SEATTLE — A Seattle scientist was among three who won the Nobel Prize in medicine on Monday for their work on the human immune system.
The Nobel Prize in Physiology or Medicine 2025 was awarded to Mary E. Brunkow, Fred Ramsdell, and Shimon Sakaguchi “for their discoveries concerning peripheral immune tolerance.”
Brunkow, 64, is a senior program manager at the Institute for Systems Biology in Seattle, Ramsdell, 64, is a scientific adviser for Sonoma Biotherapeutics in San Francisco, and Dr. Sakaguchi, 74, is a distinguished professor at the Immunology Frontier Research Center at Osaka University in Japan.
According to the AP, Brunkow got the news of her prize from an AP photographer who came to her home in the early hours of the morning.
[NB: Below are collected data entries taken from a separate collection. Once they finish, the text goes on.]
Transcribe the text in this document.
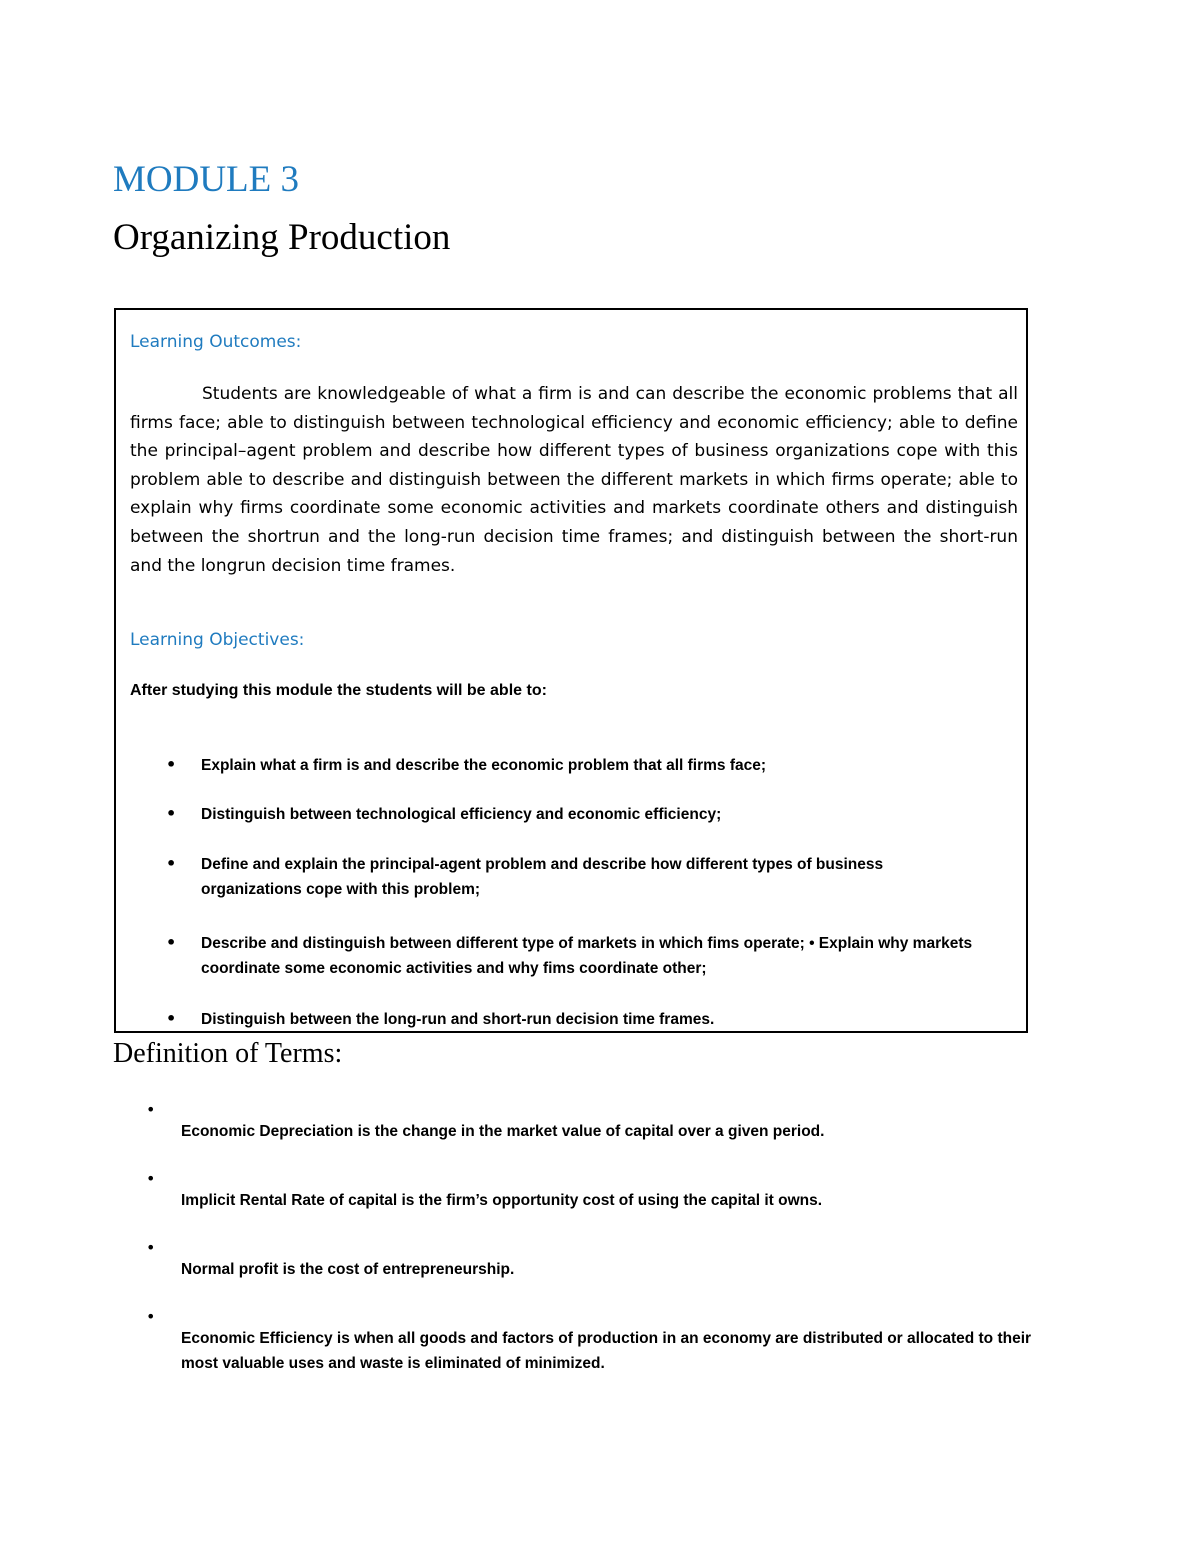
MODULE 3
Organizing Production
Learning Outcomes:

Students are knowledgeable of what a firm is and can describe the economic problems that all firms face; able to distinguish between technological efficiency and economic efficiency; able to define the principal–agent problem and describe how different types of business organizations cope with this problem able to describe and distinguish between the different markets in which firms operate; able to explain why firms coordinate some economic activities and markets coordinate others and distinguish between the shortrun and the long-run decision time frames; and distinguish between the short-run and the longrun decision time frames.

Learning Objectives:

After studying this module the students will be able to:

• Explain what a firm is and describe the economic problem that all firms face;
• Distinguish between technological efficiency and economic efficiency;
• Define and explain the principal-agent problem and describe how different types of business organizations cope with this problem;
• Describe and distinguish between different type of markets in which fims operate; • Explain why markets coordinate some economic activities and why fims coordinate other;
• Distinguish between the long-run and short-run decision time frames.
Definition of Terms:
•

Economic Depreciation is the change in the market value of capital over a given period.

•

Implicit Rental Rate of capital is the firm’s opportunity cost of using the capital it owns.

•

Normal profit is the cost of entrepreneurship.

•

Economic Efficiency is when all goods and factors of production in an economy are distributed or allocated to their most valuable uses and waste is eliminated of minimized.
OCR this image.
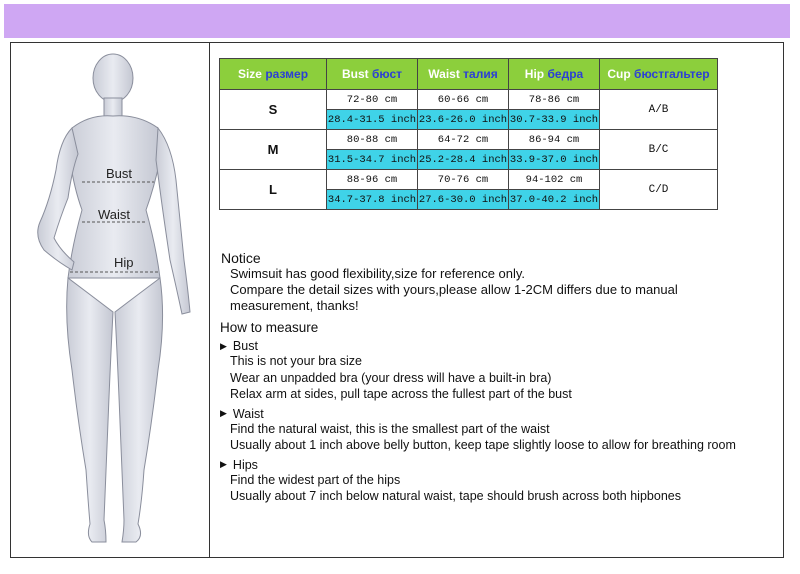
Bust
Waist
Hip
Size размер	Bust бюст	Waist талия	Hip бедра	Cup бюстгальтер
S	72-80 cm	60-66 cm	78-86 cm	A/B
	28.4-31.5 inch	23.6-26.0 inch	30.7-33.9 inch	
M	80-88 cm	64-72 cm	86-94 cm	B/C
	31.5-34.7 inch	25.2-28.4 inch	33.9-37.0 inch	
L	88-96 cm	70-76 cm	94-102 cm	C/D
	34.7-37.8 inch	27.6-30.0 inch	37.0-40.2 inch	
Notice
Swimsuit has good flexibility,size for reference only.
Compare the detail sizes with yours,please allow 1-2CM differs due to manual
measurement, thanks!
How to measure
▶ Bust
This is not your bra size
Wear an unpadded bra (your dress will have a built-in bra)
Relax arm at sides, pull tape across the fullest part of the bust
▶ Waist
Find the natural waist, this is the smallest part of the waist
Usually about 1 inch above belly button, keep tape slightly loose to allow for breathing room
▶ Hips
Find the widest part of the hips
Usually about 7 inch below natural waist, tape should brush across both hipbones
She said she had ignored the earlier call from the Nobel committee. “My phone rang and I saw a number from Sweden and thought: ‘That’s just, that’s spam of some sort.’”
In a press release, the Nobel Foundation detailed the discovery Brunkow and her colleagues made about how the immune system is kept in check:
“Every day, our immune system protects us from thousands of different microbes trying to invade our bodies. These all have different appearances, and many have developed similarities with human cells as a form of camouflage. So how does the immune system determine what it should attack and what it should defend?
Mary Brunkow, Fred Ramsdell and Shimon Sakaguchi are awarded the Nobel Prize in Physiology or Medicine 2025 for their fundamental discoveries relating to peripheral immune tolerance. The laureates identified the immune system’s security guards, regulatory T cells, which prevent immune cells from attacking our own body.
‘Their discoveries have been decisive for our understanding of how the immune system functions and why we do not all develop serious autoimmune diseases,’ says Olle Kämpe, chair of the Nobel Committee."
According to the Nobel Foundation, their discoveries have spurred the development of medical treatments for cancer and autoimmune diseases, and may also lead to more successful transplantations. Several of these treatments are now undergoing clinical trials.